The term pioneer patent [1] is often misapplied with hyperbole and exaggeration.  When it comes to the shrimp peeling machine invented by Fernand and James Lapeyre, however, that blockbuster label is spot-on. [2]  Their automated way of processing shrimp rocked the seafood processing industry in the 1950s by driving manual labor costs virtually out of existence.  In today’s vernacular, it was a real game-changer.

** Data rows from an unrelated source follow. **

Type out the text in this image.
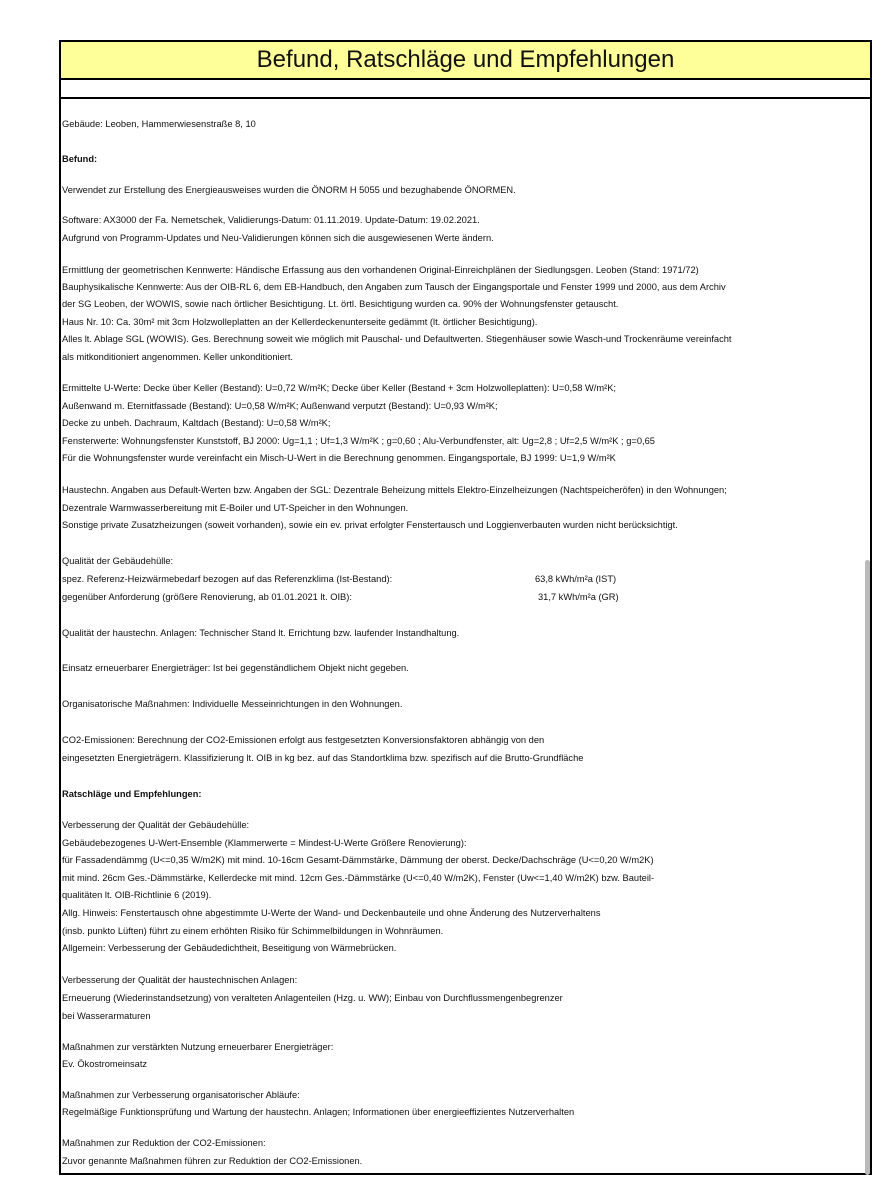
Befund, Ratschläge und Empfehlungen
Gebäude: Leoben, Hammerwiesenstraße 8, 10
Befund:
Verwendet zur Erstellung des Energieausweises wurden die ÖNORM H 5055 und bezughabende ÖNORMEN.
Software: AX3000 der Fa. Nemetschek, Validierungs-Datum: 01.11.2019. Update-Datum: 19.02.2021.
Aufgrund von Programm-Updates und Neu-Validierungen können sich die ausgewiesenen Werte ändern.
Ermittlung der geometrischen Kennwerte: Händische Erfassung aus den vorhandenen Original-Einreichplänen der Siedlungsgen. Leoben (Stand: 1971/72)
Bauphysikalische Kennwerte: Aus der OIB-RL 6, dem EB-Handbuch, den Angaben zum Tausch der Eingangsportale und Fenster 1999 und 2000, aus dem Archiv
der SG Leoben, der WOWIS, sowie nach örtlicher Besichtigung. Lt. örtl. Besichtigung wurden ca. 90% der Wohnungsfenster getauscht.
Haus Nr. 10: Ca. 30m² mit 3cm Holzwolleplatten an der Kellerdeckenunterseite gedämmt (lt. örtlicher Besichtigung).
Alles lt. Ablage SGL (WOWIS). Ges. Berechnung soweit wie möglich mit Pauschal- und Defaultwerten. Stiegenhäuser sowie Wasch-und Trockenräume vereinfacht
als mitkonditioniert angenommen. Keller unkonditioniert.
Ermittelte U-Werte: Decke über Keller (Bestand): U=0,72 W/m²K; Decke über Keller (Bestand + 3cm Holzwolleplatten): U=0,58 W/m²K;
Außenwand m. Eternitfassade (Bestand): U=0,58 W/m²K; Außenwand verputzt (Bestand): U=0,93 W/m²K;
Decke zu unbeh. Dachraum, Kaltdach (Bestand): U=0,58 W/m²K;
Fensterwerte: Wohnungsfenster Kunststoff, BJ 2000: Ug=1,1 ; Uf=1,3 W/m²K ; g=0,60 ; Alu-Verbundfenster, alt: Ug=2,8 ; Uf=2,5 W/m²K ; g=0,65
Für die Wohnungsfenster wurde vereinfacht ein Misch-U-Wert in die Berechnung genommen. Eingangsportale, BJ 1999: U=1,9 W/m²K
Haustechn. Angaben aus Default-Werten bzw. Angaben der SGL: Dezentrale Beheizung mittels Elektro-Einzelheizungen (Nachtspeicheröfen) in den Wohnungen;
Dezentrale Warmwasserbereitung mit E-Boiler und UT-Speicher in den Wohnungen.
Sonstige private Zusatzheizungen (soweit vorhanden), sowie ein ev. privat erfolgter Fenstertausch und Loggienverbauten wurden nicht berücksichtigt.
Qualität der Gebäudehülle:
spez. Referenz-Heizwärmebedarf bezogen auf das Referenzklima (Ist-Bestand):	63,8 kWh/m²a (IST)
gegenüber Anforderung (größere Renovierung, ab 01.01.2021 lt. OIB):	31,7 kWh/m²a (GR)
Qualität der haustechn. Anlagen: Technischer Stand lt. Errichtung bzw. laufender Instandhaltung.
Einsatz erneuerbarer Energieträger: Ist bei gegenständlichem Objekt nicht gegeben.
Organisatorische Maßnahmen: Individuelle Messeinrichtungen in den Wohnungen.
CO2-Emissionen: Berechnung der CO2-Emissionen erfolgt aus festgesetzten Konversionsfaktoren abhängig von den
eingesetzten Energieträgern. Klassifizierung lt. OIB in kg bez. auf das Standortklima bzw. spezifisch auf die Brutto-Grundfläche
Ratschläge und Empfehlungen:
Verbesserung der Qualität der Gebäudehülle:
Gebäudebezogenes U-Wert-Ensemble (Klammerwerte = Mindest-U-Werte Größere Renovierung):
für Fassadendämmg (U<=0,35 W/m2K) mit mind. 10-16cm Gesamt-Dämmstärke, Dämmung der oberst. Decke/Dachschräge (U<=0,20 W/m2K)
mit mind. 26cm Ges.-Dämmstärke, Kellerdecke mit mind. 12cm Ges.-Dämmstärke (U<=0,40 W/m2K), Fenster (Uw<=1,40 W/m2K) bzw. Bauteil-
qualitäten lt. OIB-Richtlinie 6 (2019).
Allg. Hinweis: Fenstertausch ohne abgestimmte U-Werte der Wand- und Deckenbauteile und ohne Änderung des Nutzerverhaltens
(insb. punkto Lüften) führt zu einem erhöhten Risiko für Schimmelbildungen in Wohnräumen.
Allgemein: Verbesserung der Gebäudedichtheit, Beseitigung von Wärmebrücken.
Verbesserung der Qualität der haustechnischen Anlagen:
Erneuerung (Wiederinstandsetzung) von veralteten Anlagenteilen (Hzg. u. WW); Einbau von Durchflussmengenbegrenzer
bei Wasserarmaturen
Maßnahmen zur verstärkten Nutzung erneuerbarer Energieträger:
Ev. Ökostromeinsatz
Maßnahmen zur Verbesserung organisatorischer Abläufe:
Regelmäßige Funktionsprüfung und Wartung der haustechn. Anlagen; Informationen über energieeffizientes Nutzerverhalten
Maßnahmen zur Reduktion der CO2-Emissionen:
Zuvor genannte Maßnahmen führen zur Reduktion der CO2-Emissionen.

Patents (and intellectual property rights in general) do not necessarily confer natural monopoly rights as economists would understand the concept.  This is because excluding “others from using a particular name, word, image, product or process does not imply any substantial market power when substitutes are plentiful.” [3] When a groundbreaking patent is issued, however, the governmental grant can take on monopolistic tendencies—paradoxically even if unused and seemingly unexploited.

A monopoly is commonly defined as the “exclusive control by one group of the means of producing or selling a commodity or service.”[4]  A pioneer patent—and even more importantly nowadays, a conglomeration of related patents owned by a single entity—can sometimes create new product and service markets and legal barriers to entry capable of commanding what economists call “monopoly rents.”  As rational actors, it is also an economics truism that “monopolists invariably act like monopolists” as they strive to maximize profits.

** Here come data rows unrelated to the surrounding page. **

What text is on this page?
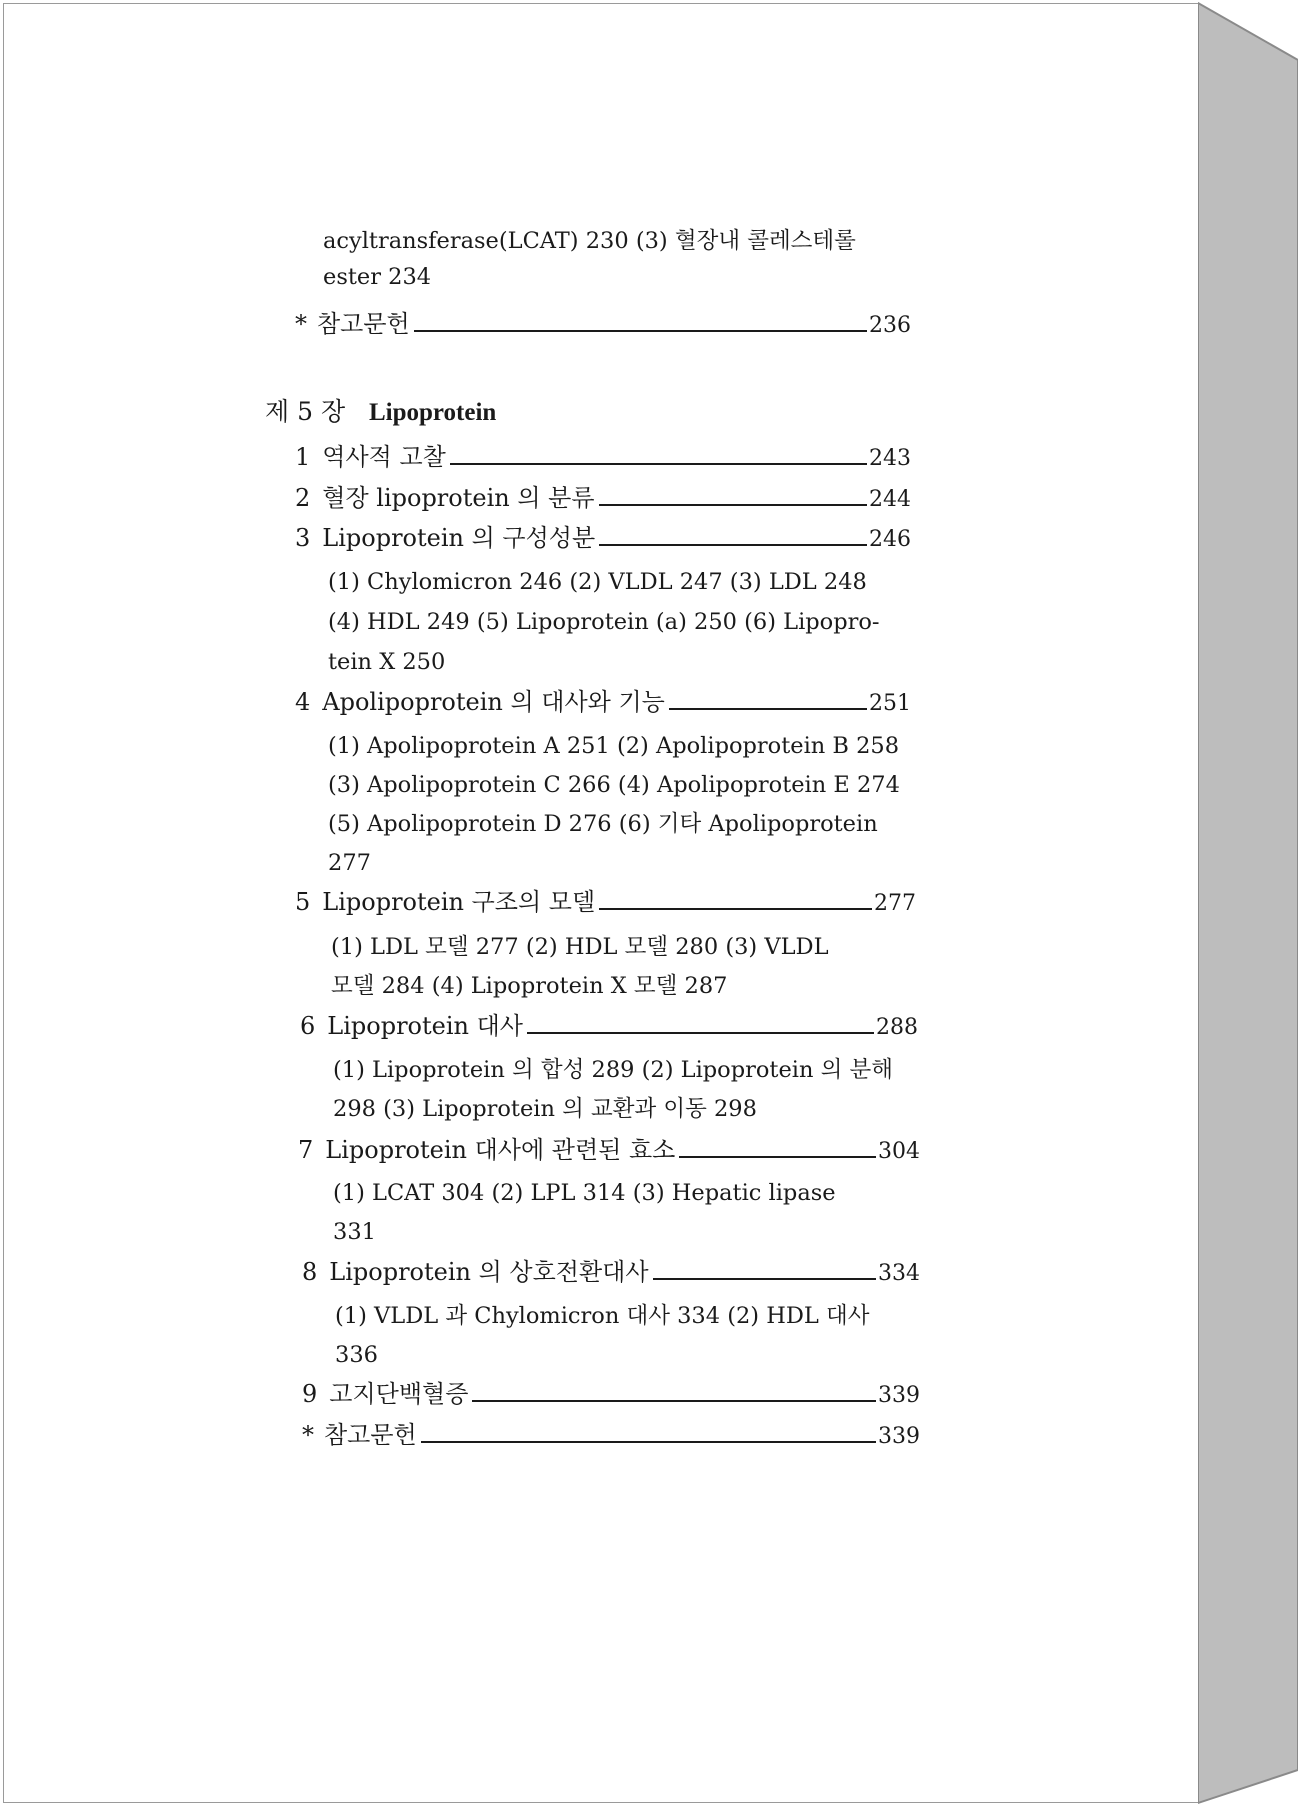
acyltransferase(LCAT) 230 (3) 혈장내 콜레스테롤
ester 234
* 참고문헌	236
제 5 장 Lipoprotein
1 역사적 고찰	243
2 혈장 lipoprotein 의 분류	244
3 Lipoprotein 의 구성성분	246
(1) Chylomicron 246 (2) VLDL 247 (3) LDL 248
(4) HDL 249 (5) Lipoprotein (a) 250 (6) Lipopro-
tein X 250
4 Apolipoprotein 의 대사와 기능	251
(1) Apolipoprotein A 251 (2) Apolipoprotein B 258
(3) Apolipoprotein C 266 (4) Apolipoprotein E 274
(5) Apolipoprotein D 276 (6) 기타 Apolipoprotein
277
5 Lipoprotein 구조의 모델	277
(1) LDL 모델 277 (2) HDL 모델 280 (3) VLDL
모델 284 (4) Lipoprotein X 모델 287
6 Lipoprotein 대사	288
(1) Lipoprotein 의 합성 289 (2) Lipoprotein 의 분해
298 (3) Lipoprotein 의 교환과 이동 298
7 Lipoprotein 대사에 관련된 효소	304
(1) LCAT 304 (2) LPL 314 (3) Hepatic lipase
331
8 Lipoprotein 의 상호전환대사	334
(1) VLDL 과 Chylomicron 대사 334 (2) HDL 대사
336
9 고지단백혈증	339
* 참고문헌	339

Even though the United States Patent and Trademark Office is empowered to issue broad exclusionary rights to worthy inventors, another broad federal statute—the Sherman Act—exists to prevent abuses to the competitive process.  Section Two of the Sherman Act provides that every “person who shall monopolize, or attempt to monopolize, or combine or conspire with any other person or persons, to monopolize any part of the trade or commerce among the several States, or with foreign nations, shall be deemed guilty of a felony ….”  15 U.S.C. § 2.  The right to exclude others from co-opting inventions (in the absence of a license from the patent owner) is accurately described as a “time-limited government” conveyance of “potential monopoly power, which can be put to ‘good’ or ‘bad’ uses from a societal standpoint.”[5]

Where is the line drawn between lawfully exploiting patent rights and running afoul of antitrust law prohibitions regarding monopolization?  The answer is murky and perhaps unsatisfying to those seeking bright line licensing and competition rules.  The boundary line often only becomes clear in retrospect.  The demarcation between a patent owner lawfully exploiting exclusionary rights vs. an illegal monopolist abusing those same rights is highly fact-dependent.

The Lapeyre family’s very creative leasing scheme for its patented shrimp peeling machines offers a vital case in point.  With the invention of a single processing machine, the company irrevocably altered the cost dynamics of an entire shrimp processing industry.  Licensing disputes—collectively known as the “shrimp peeler” cases[6]—arose soon after the commercialization of the Lapeyre’s invention and were finally resolved in the mid-1960s.  These case holdings help demonstrate how the Lapeyre’s crossed the line between “good” and “bad” exercises of a patent’s potential market power.

The shrimp peeler cases predate wholesale policy changes in antitrust analysis that emerged out of the “Chicago School” of economic theory—especially the demand for the more rigorous determinations of market power championed by Judge Richard Posner.  However, despite paradigmatic changes in antitrust jurisprudence, the outcome of the shrimp peeler cases would likely be no different today. 

The Industry-Transforming Shrimp Peeling Patents

As anyone who cleans shrimp knows, it is slow, tedious, slimy work.  Intense labor costs ensured shrimp’s status as a luxury good.  The shrimp cocktail platter graced well-appointed tables in an Edwardian Age household as an appetizing sign of wealth and class.[7]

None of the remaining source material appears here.